Berita Mansel
Soal Perekrutan DPRK Jalur Otsus di Mansel, Ini Kata Gerard Wambrauw
Dijelaskan, dalam perekrutan DPRK Otsus ini ada dua model metode yang tengah dibahas untuk digunakan.
Penulis: Andika Gumenggilung | Editor: Libertus Manik Allo
:quality(30):format(webp):focal(0.5x0.5:0.5x0.5)/papuabarat/foto/bank/originals/Gerard-Wambrauw-109.jpg)
TRIBUNPAPUABARAT.COM, MANSEL - Kepala Badan (Kaban) Kesatuan Bangsa dan Politik (Kesbangpol) Manokwari Selatan (Mansel) Gerard Wambrauw menuturkan, perekrutan Dewan Perwakilan Rakyat Kabupaten (DPRK) Mansel masih menunggu terbitnya Peraturan Menteri Dalam Ngeri (Permendagri).
Dikatakan Wambrauw pihaknya sudah menyiapkan setiap hal yang dibutuhlan dalam melaksanakan perekrutan DPRK Mansel jalur Otsus tersebut.
"Tahapan-tahapannya juga kami sudah komunikasikan dengan kepala daerah sebagai pembina politik yang juga sebagai Ketua Dewan Adat Daerah. Jadi kalau Permendagri sudah lahir, kita sudah start," tuturnya, Kamis (21/3/2024).
Baca juga: Bakesbangpol Manokwari: Pembentukan Tim Seleksi DPRD Jalur Otsus Resmi Dimulai
Baca juga: Pergub Pemilihan DPRK Otsus Selesai Digodok, Thamrin Payapo: Sementara Dicermati Sebelum Uji Publik
Selain itu kata Wambrauw, ketika Permendagri sudah terbit, pihaknya juga akan melaksanakan sosialisasi di enam distri di wilayah Mansel.

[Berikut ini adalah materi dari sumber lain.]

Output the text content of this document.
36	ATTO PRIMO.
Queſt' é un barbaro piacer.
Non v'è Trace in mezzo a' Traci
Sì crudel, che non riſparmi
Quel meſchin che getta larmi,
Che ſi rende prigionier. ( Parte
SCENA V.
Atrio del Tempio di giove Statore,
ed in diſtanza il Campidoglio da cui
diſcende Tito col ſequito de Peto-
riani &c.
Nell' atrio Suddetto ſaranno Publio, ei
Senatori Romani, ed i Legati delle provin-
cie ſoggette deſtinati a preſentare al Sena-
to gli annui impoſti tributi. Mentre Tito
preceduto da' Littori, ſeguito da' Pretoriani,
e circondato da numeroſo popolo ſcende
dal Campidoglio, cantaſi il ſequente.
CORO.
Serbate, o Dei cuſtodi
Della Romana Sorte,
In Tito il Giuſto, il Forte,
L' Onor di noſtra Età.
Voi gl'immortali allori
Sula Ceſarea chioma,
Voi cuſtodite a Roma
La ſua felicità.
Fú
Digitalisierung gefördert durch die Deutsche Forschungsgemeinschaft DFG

"Untuk mereka mempersiapkan diri dalam rangka Pemilu Adat. Karena kemarin di Rakor tingkat provinsi, disepakati Pemilu Adat untuk menjaring calon-calon DPRK jalur Otsus ini," ungkapnya.
Dijelaskan, dalam perekrutan DPRK Otsus ini ada dua model metode yang tengah dibahas untuk digunakan.
Dua metode tersebut yakni, berdasarkan distrik/penggabungan distrik atau berdasarkan persebaran suku atau sub suku.
Hanya saja, sambung dia, hingga saat ini belum ada kesepakatan terkait dua metode tersebut.
"Kita masih tunggu kepala daerah nanti petunjuknya seperti apa. Karena di samping sebagai kepala daerah, beliau juga sebagai Ketua Dewan Adat Daerah yang membawahi setiap DAS," tuturnya.
Labih lanjut dia berharap, metode yang digunakan berdasarkan persebaran suku dan sub suku dengan pertimbangan dalam satu distrik terdiri dari beberapa suku, dan itu sulit sekali untuk menjaring keterwakilan dari masing-masing suku.
"Tetapi kalau pendekatannya suku, sudah bisa tahu bahwa satu suku itu satu kursi. Kita di Mansel ada empat suku, jadi kalau lihat kuota kita yang lima kursi untuk DPRK Otsus, maka empat suku sudah terwakili, tinggal satu ini yang rencananya kita isi dari kaum perempuan," pungkasnya.